Tyner, McCoy. (Alfred McCoy). Pianist, composer. Born in Philadelphia on December 11, 1938, Tyner began to study piano formally at age 13, later studying at the Granoff School of Music. Tyner first met Coltrane in 1955. The two stayed in contact through the balance of the decade, occasionally working together around Philadelphia. Although Coltrane wanted Tyner to join him when he left Davis, Tyner went with the Art Farmer-Benny Golson Jazztet first, in 1959. After Coltrane left Davis in April 1960, he first used pianist Steve Kuhn, but within six weeks Tyner was a member of the Coltrane Quartet. Tyner recorded regularly for Impulse under his own name during the 5 1/2 years he spent in the classic John Coltrane Quartet. His work during this period as soloist and accompanist had a major influence on his contemporaries. After leaving Coltrane late in 1965 Tyner freelanced for a while, recording for Bluenote. Following several lean years his career took an upswing with the release (on Milestone) of Sahara in 1972. He performed regularly during the 1970’s and 1980’s with quintets and sextets featuring saxophonists George Adams, John Ford, Gary Bartz, and violinist John Blake, and is still quite active as a soloist and leader of a trio.

Workman, Reggie.Bassist.
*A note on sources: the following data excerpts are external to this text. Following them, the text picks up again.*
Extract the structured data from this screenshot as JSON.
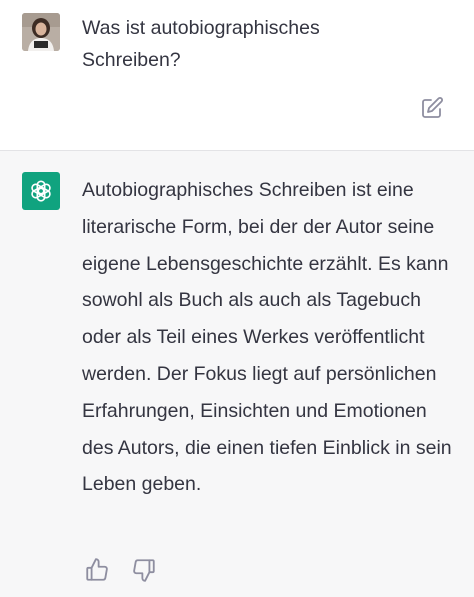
{
  "conversation": {
    "user_message": {
      "text": "Was ist autobiographisches\nSchreiben?",
      "avatar_icon": "user-photo-avatar",
      "edit_icon": "pencil-square-icon"
    },
    "assistant_message": {
      "text": "Autobiographisches Schreiben ist eine literarische Form, bei der der Autor seine eigene Lebensgeschichte erzählt. Es kann sowohl als Buch als auch als Tagebuch oder als Teil eines Werkes veröffentlicht werden. Der Fokus liegt auf persönlichen Erfahrungen, Einsichten und Emotionen des Autors, die einen tiefen Einblick in sein Leben geben.",
      "avatar_icon": "openai-logo-icon",
      "feedback": {
        "like_icon": "thumbs-up-icon",
        "dislike_icon": "thumbs-down-icon"
      }
    }
  },
  "colors": {
    "assistant_background": "#f7f7f8",
    "user_background": "#ffffff",
    "brand_green": "#10a37f",
    "text": "#343541",
    "icon_gray": "#8e8ea0"
  }
}
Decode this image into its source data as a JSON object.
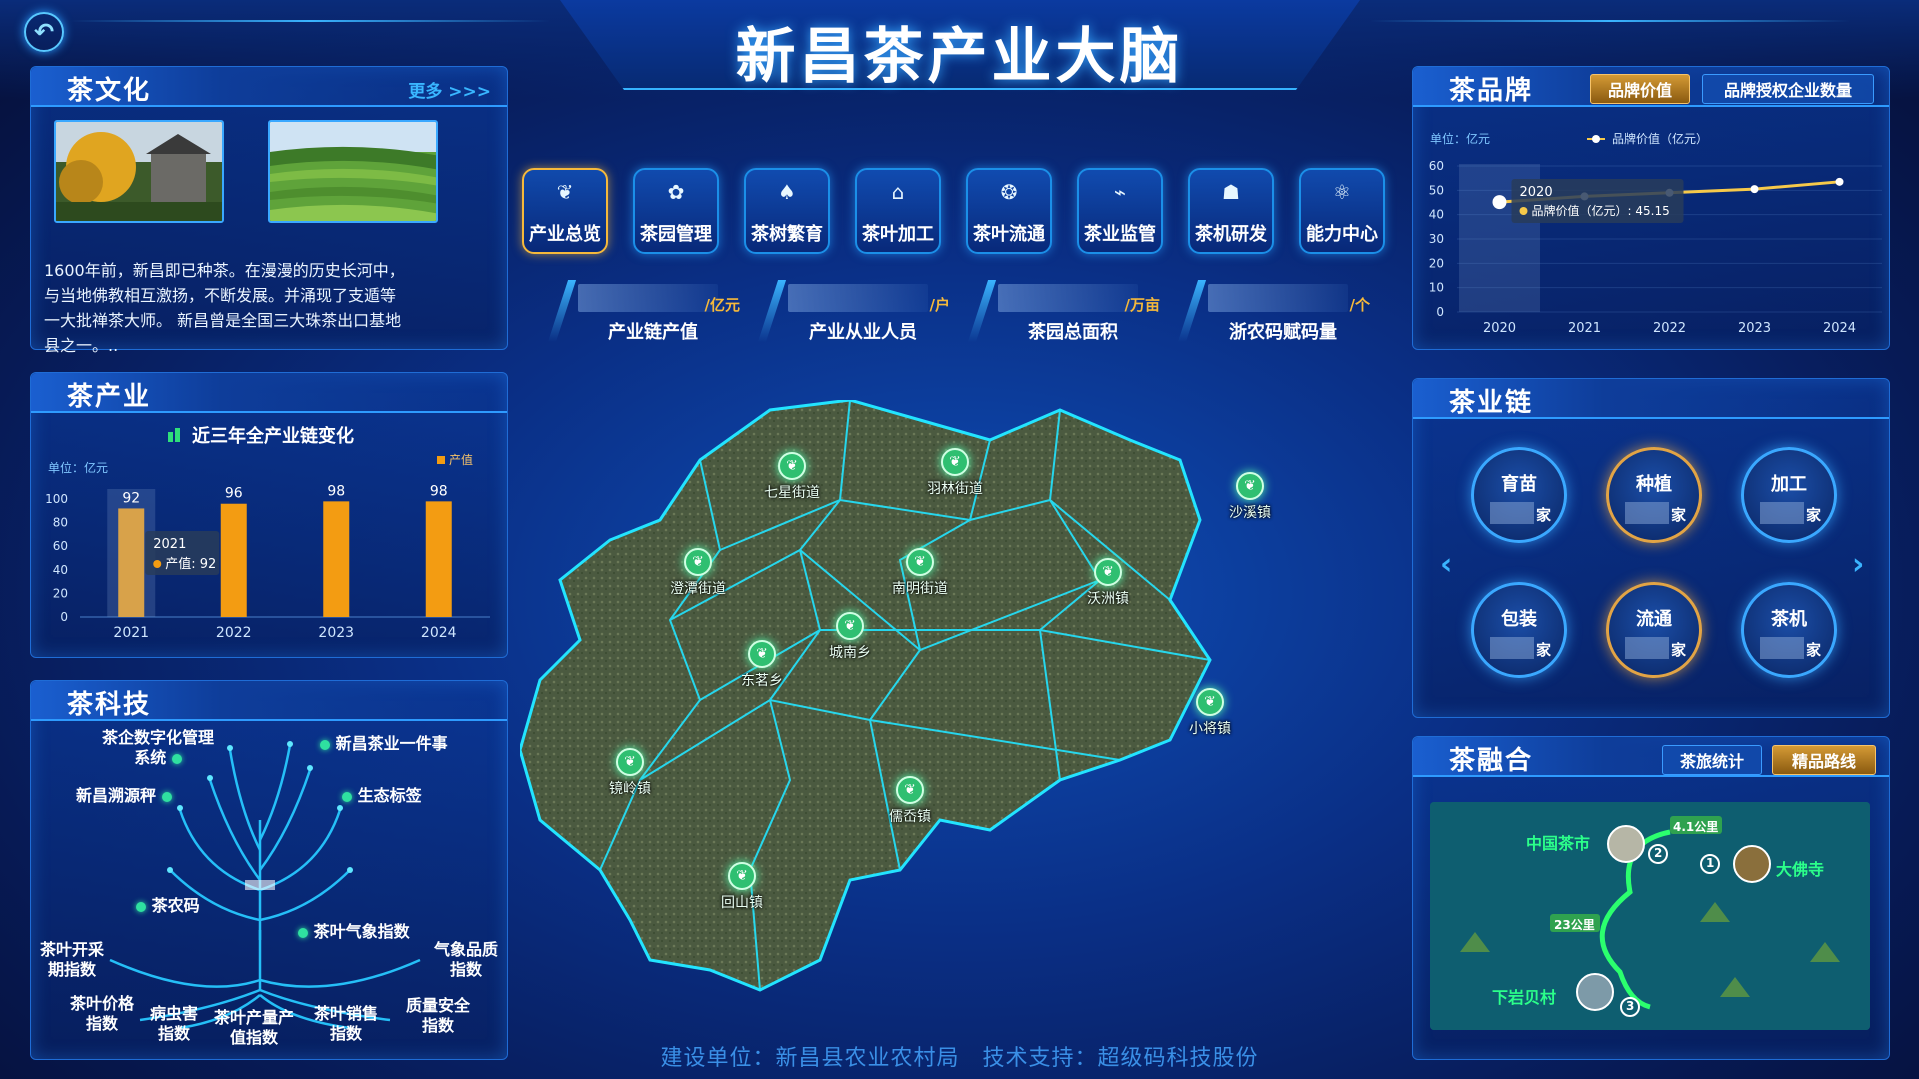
{
  "header": {
    "title": "新昌茶产业大脑",
    "back_icon": "back-arrow-icon"
  },
  "culture": {
    "title": "茶文化",
    "more": "更多 >>>",
    "photos": [
      "tea-temple-photo",
      "tea-garden-photo"
    ],
    "text": "1600年前，新昌即已种茶。在漫漫的历史长河中，与当地佛教相互激扬，不断发展。并涌现了支遁等一大批禅茶大师。 新昌曾是全国三大珠茶出口基地县之一。.."
  },
  "industry": {
    "title": "茶产业",
    "chart_data": {
      "type": "bar",
      "title": "近三年全产业链变化",
      "unit_label": "单位：亿元",
      "legend": "产值",
      "categories": [
        "2021",
        "2022",
        "2023",
        "2024"
      ],
      "values": [
        92,
        96,
        98,
        98
      ],
      "ylim": [
        0,
        100
      ],
      "yticks": [
        "0",
        "20",
        "40",
        "60",
        "80",
        "100"
      ],
      "tooltip": {
        "year": "2021",
        "text": "产值: 92"
      },
      "color": "#f39c12"
    }
  },
  "tech": {
    "title": "茶科技",
    "labels": {
      "digital": "茶企数字化管理系统",
      "one_thing": "新昌茶业一件事",
      "trace": "新昌溯源秤",
      "eco": "生态标签",
      "code": "茶农码",
      "weather": "茶叶气象指数",
      "pick": "茶叶开采期指数",
      "quality_w": "气象品质指数",
      "price": "茶叶价格指数",
      "pest": "病虫害指数",
      "output": "茶叶产量产值指数",
      "sales": "茶叶销售指数",
      "safety": "质量安全指数"
    }
  },
  "nav": {
    "items": [
      {
        "label": "产业总览",
        "icon": "sprout-icon"
      },
      {
        "label": "茶园管理",
        "icon": "garden-icon"
      },
      {
        "label": "茶树繁育",
        "icon": "breeding-icon"
      },
      {
        "label": "茶叶加工",
        "icon": "factory-icon"
      },
      {
        "label": "茶叶流通",
        "icon": "circulation-icon"
      },
      {
        "label": "茶业监管",
        "icon": "monitor-icon"
      },
      {
        "label": "茶机研发",
        "icon": "machine-icon"
      },
      {
        "label": "能力中心",
        "icon": "atom-icon"
      }
    ]
  },
  "stats": [
    {
      "unit": "/亿元",
      "label": "产业链产值"
    },
    {
      "unit": "/户",
      "label": "产业从业人员"
    },
    {
      "unit": "/万亩",
      "label": "茶园总面积"
    },
    {
      "unit": "/个",
      "label": "浙农码赋码量"
    }
  ],
  "map": {
    "towns": [
      {
        "name": "七星街道"
      },
      {
        "name": "羽林街道"
      },
      {
        "name": "沙溪镇"
      },
      {
        "name": "澄潭街道"
      },
      {
        "name": "南明街道"
      },
      {
        "name": "沃洲镇"
      },
      {
        "name": "东茗乡"
      },
      {
        "name": "城南乡"
      },
      {
        "name": "小将镇"
      },
      {
        "name": "镜岭镇"
      },
      {
        "name": "儒岙镇"
      },
      {
        "name": "回山镇"
      }
    ]
  },
  "brand": {
    "title": "茶品牌",
    "tabs": [
      "品牌价值",
      "品牌授权企业数量"
    ],
    "chart_data": {
      "type": "line",
      "unit_label": "单位：亿元",
      "legend": "品牌价值（亿元）",
      "categories": [
        "2020",
        "2021",
        "2022",
        "2023",
        "2024"
      ],
      "values": [
        45.15,
        47.5,
        49.0,
        50.5,
        53.5
      ],
      "ylim": [
        0,
        60
      ],
      "yticks": [
        "0",
        "10",
        "20",
        "30",
        "40",
        "50",
        "60"
      ],
      "tooltip": {
        "year": "2020",
        "text": "品牌价值（亿元）: 45.15"
      },
      "color": "#f6c94a"
    }
  },
  "chain": {
    "title": "茶业链",
    "items": [
      {
        "label": "育苗",
        "unit": "家"
      },
      {
        "label": "种植",
        "unit": "家"
      },
      {
        "label": "加工",
        "unit": "家"
      },
      {
        "label": "包装",
        "unit": "家"
      },
      {
        "label": "流通",
        "unit": "家"
      },
      {
        "label": "茶机",
        "unit": "家"
      }
    ]
  },
  "fusion": {
    "title": "茶融合",
    "tabs": [
      "茶旅统计",
      "精品路线"
    ],
    "places": {
      "p1": "中国茶市",
      "p2": "大佛寺",
      "p3": "下岩贝村"
    },
    "distances": {
      "d1": "4.1公里",
      "d2": "23公里"
    },
    "nums": {
      "n1": "1",
      "n2": "2",
      "n3": "3"
    }
  },
  "footer": {
    "text": "建设单位：新昌县农业农村局　技术支持：超级码科技股份"
  }
}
He joined Coltrane in early 1961, replacing Steve Davis. Workman, born in Philadelphia on June 26 1937, had worked with both Coltrane and Tyner in Philadelphia. He was a member of groups led by Gigi Gryce, Roy Haynes and Red Garland prior to 1961. Workman's strong foundation was a central part of the highly influential sessions Coltrane recorded in 1961. Although Workman went on to tour Europe with Coltrane immediately following the Vanguard appearance, he left Coltrane in December. He later worked with James Moody, Art Blakey’s Jazz Messengers, Yusef Lateef, Herbie Mann and Thelonious Monk. He also recorded with such performers as Archie Shepp and Lee Morgan. He has also been active as a teacher since the mid 1970's.